Fakemetrics generates a metrics workload with fake data, that you can feed into kafka, carbon, etc.

Example invocations

Generate a real-time load of 40k metrics/s to kafka, metrics 1 second apart and flushed every second

mt-fakemetrics feed --kafka-mdm-addr localhost:9092

Generate a real-time load of 40k metrics/s to kafka, metrics 1 second apart and flushed every second. Metrics all have tags.

mt-fakemetrics feed --kafka-mdm-addr localhost:9092 --add-tags=true

Using unique values for 4 of the tags

mt-fakemetrics feed --kafka-mdm-addr localhost:9092 --add-tags=true --num-unique-tags=4

Using custom tags

mt-fakemtrics feed --kafka-mdm-addr localhost:9092 --custom-tags="key1=value1,key2=value2,key3=value3"

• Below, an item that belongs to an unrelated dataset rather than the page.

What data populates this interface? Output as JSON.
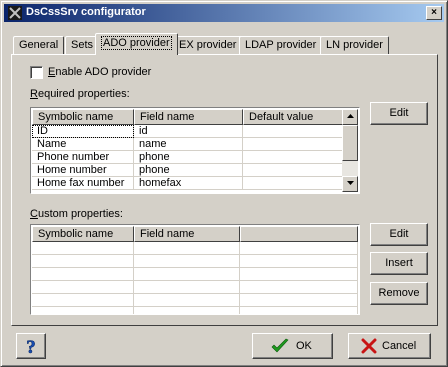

Using unique values for 1 of the custom tags

mt-fakemetrics feed --kafka-mdm-addr localhost:9092 --custom-tags="key1=value1,key2=value2,key3=value3" --num-unique-custom-tags=1

Generate a stream of historical data to kafka for 4 different organisations, 100 metrics each with measurements 10 seconds apart for each metric, starting 5 hours ago and stopping at "now". The speed is 100x what it would be if it were realtime (so a rate of 4x100x100=40kHz)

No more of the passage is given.